The `recognize` implementation in [`lib.rs`](https://github.com/run-llama/liteparse/blob/main/lib.rs) calls this JavaScript method for each image region requiring OCR, enabling integration with **tesseract.js** or remote OCR services while keeping the parsing logic native.

## WASM Architecture and Performance

### Core Implementation Details

The WebAssembly build leverages the same Rust core as the native CLI, located in `crates/liteparse/src/*`. All PDF rendering, text extraction, and spatial projection execute within the WASM runtime. The glue code in [`crates/liteparse-wasm/src/lib.rs`](https://github.com/run-llama/liteparse/blob/main/crates/liteparse-wasm/src/lib.rs) handles memory management, type conversion between JavaScript and Rust, and serialization of results into JSON-compatible structures.

### Single-Threaded Execution

Browser WebAssembly currently runs single-threaded, so the WASM build implicitly configures `cfg.num_workers = 1`. Despite this constraint, performance remains comparable to the native CLI for most documents because the heavy computational work occurs in optimized Rust code rather than JavaScript.

## Summary

- Install `@llamaindex/liteparse-wasm` to embed LiteParse in browser applications
- Call `init()` to load the WASM binary, then instantiate the `LiteParse` class with camel-cased configuration options
- Pass PDF bytes as `Uint8Array` to the async `parse` method, which returns structured data via `JsParsedPage` and `JsTextItem`
- Implement the `recognize` method on a JavaScript object to enable OCR using browser-compatible engines like tesseract.js
- All processing occurs client-side in the WASM runtime compiled from [`crates/liteparse-wasm/src/lib.rs`](https://github.com/run-llama/liteparse/blob/main/crates/liteparse-wasm/src/lib.rs), with no server requirements

## Frequently Asked Questions

### Can LiteParse run completely offline in the browser?

Yes. Once the WASM module and any OCR assets are loaded, LiteParse operates entirely within the browser without network requests. The parser processes PDFs locally using the Rust core compiled to WebAssembly, making it suitable for offline-first applications and privacy-sensitive document processing.

### How do I handle large PDFs in the browser?

Use the `maxPages` configuration option to limit processing scope, and consider implementing pagination logic in your application.

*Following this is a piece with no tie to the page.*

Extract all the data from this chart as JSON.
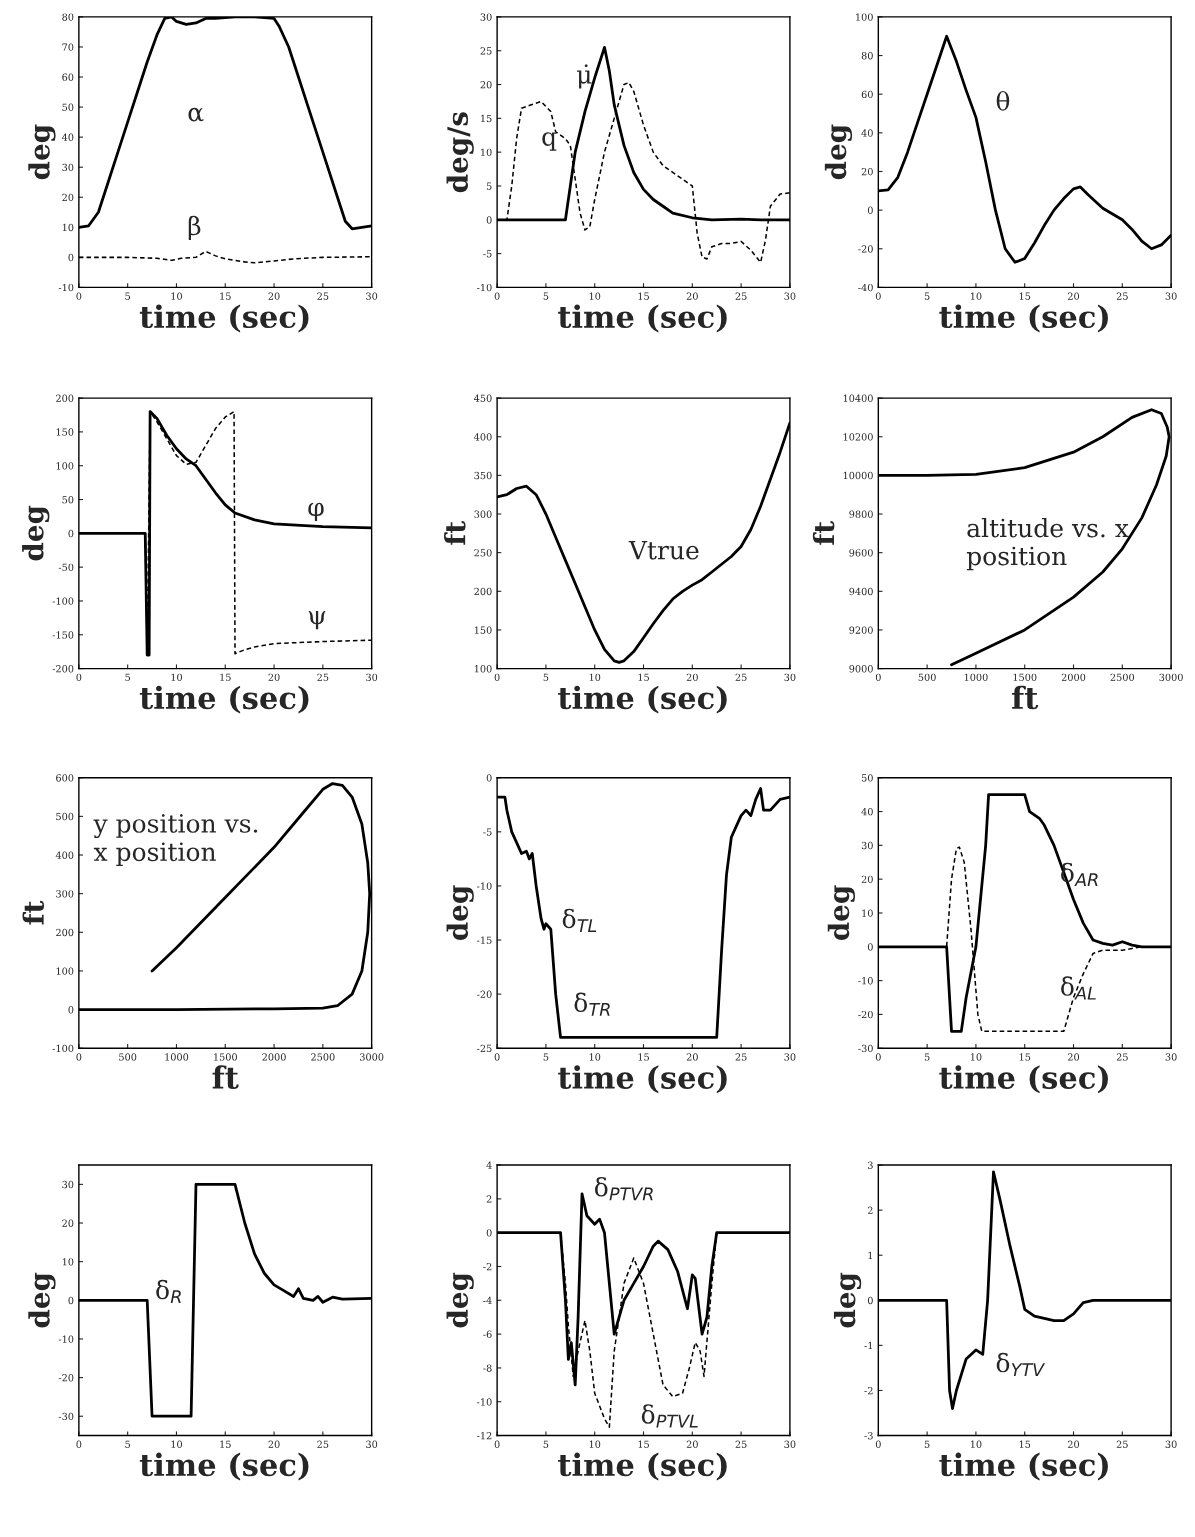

Since the WASM build runs single-threaded with `num_workers = 1`, very large documents may block the main thread, so processing should ideally occur in a Web Worker or be limited to smaller page ranges.

### What OCR engines work with LiteParse WASM?

Any JavaScript library that can process PNG image data and return text with bounding boxes works through the `JsOcrEngine` bridge. **tesseract.js** is the most common choice for client-side OCR. The JavaScript object you provide must expose an async `recognize(imageData, width, height, language)` method that returns an array of objects containing `text`, `bbox` coordinates, and `confidence` scores.

### Is the WASM build as fast as the native CLI?

The WASM build delivers comparable performance to the native CLI for most use cases because both execute the same optimized Rust code from [`crates/liteparse/src/parser.rs`](https://github.com/run-llama/liteparse/blob/main/crates/liteparse/src/parser.rs). The primary limitation is single-threaded execution in browsers, whereas the native CLI can utilize multiple workers. For CPU-intensive tasks on large documents, the native version maintains an advantage.